A Cuaresma 1ª - Jesús supera la prueba. Mateo 4, 1-11

Toda la escena sabe al "éxodo": el desierto, el número "cuarenta", las pruebas o tentaciones, sentir hambre... todo eso son cosas que el pueblo de Israel experimentó tras salir de Egipto. Jesús pasa por lo mismo, con la diferencia que el pueblo fracasó en la prueba y en cambio Jesús se mantiene fiel a Dios.
El diablo (al que Jesús al final llama "Satanás") pone a prueba la obediencia de Jesús a Dios, que acaba de declararle "hijo" tras su bautismo: Si eres Hijo de Dios... El diablo trata de que Jesús le obedezca, de que haga lo que él le sugiere, poniéndole como justificiación que tiene que demostrar que es Hijo de Dios.
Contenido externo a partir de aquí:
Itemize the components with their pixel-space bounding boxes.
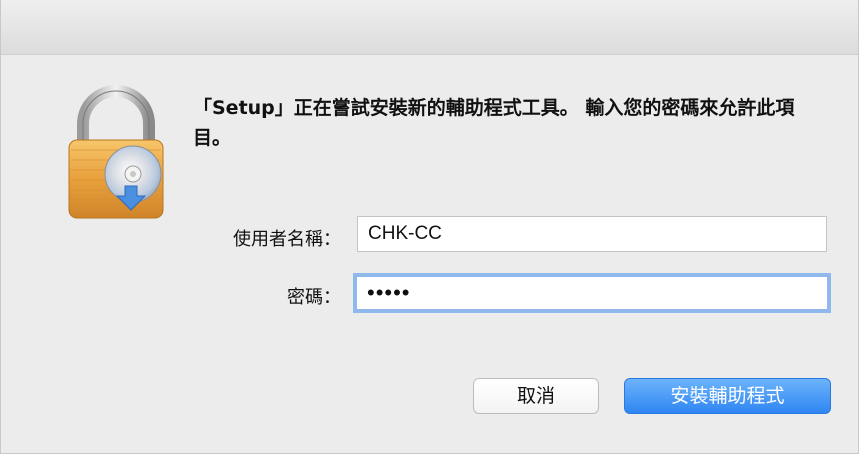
window-titlebar[interactable] bbox=[1, 0, 858, 55]
dialog-message: 「Setup」正在嘗試安裝新的輔助程式工具。 輸入您的密碼來允許此項目。 bbox=[193, 97, 795, 149]
cancel-button[interactable]: 取消 bbox=[473, 378, 599, 414]
password-label: 密碼： bbox=[287, 287, 341, 308]
lock-with-disc-icon bbox=[61, 82, 171, 222]
password-field[interactable]: ••••• bbox=[353, 273, 831, 313]
install-helper-button[interactable]: 安裝輔助程式 bbox=[624, 378, 831, 414]
username-label: 使用者名稱： bbox=[233, 229, 341, 250]
auth-dialog: 「Setup」正在嘗試安裝新的輔助程式工具。 輸入您的密碼來允許此項目。 使用者… bbox=[0, 0, 859, 454]
username-field[interactable]: CHK-CC bbox=[357, 216, 827, 252]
Los mismos desafíos vuelven a tentarle en la cruz: "¡si eres Hijo de Dios sálvate a ti mismo bájate de la cruz!", le dice uno de los crucificados (Mateo 27, 38).
El diablo revela que controla los reinos de este mundo. Con la misma palabra (reino) Jesús anunciará el comienzo del de Dios.

miércoles, 12 de enero de 2011

El bautismo con Espíritu quita el pecado del mundo: Juan 1, 29-34. Domingo 2º del ciclo A

Juan Bautista considera que Dios le ha encomendado la misión de facilitar que el enviado por Dios se de a conocer a su pueblo Israel. Ese era el sentido de su bautismo con agua.
Como Juan tampoco sabía quién era, Dios le da una señal: es aquel sobre el que vea posarse el Espíritu Santo.

Al ver la señal, Juan lo señala como "el Cordero de Dios". Hace referencia al cordero que se sacrifica en la Pascua, por cuya sangre en los dinteles de las puertas se salvaron los israelitas de la matanza de los primogénitos de Egipto.
Este nuevo Cordero salva de "el pecado del mundo". "El pecado" en singular se refiere a la cerrazón a Dios y su plan, como ya dijo el evangelista: La Palabra estaba en el mundo, y el mundo fue hecho por medio de ella, y el mundo no la conoció (1,10).
El Hijo de Dios salva de ese "pecado del mundo" con su "bautismo con Espíritu Santo", distinto al de agua que hacía Juan.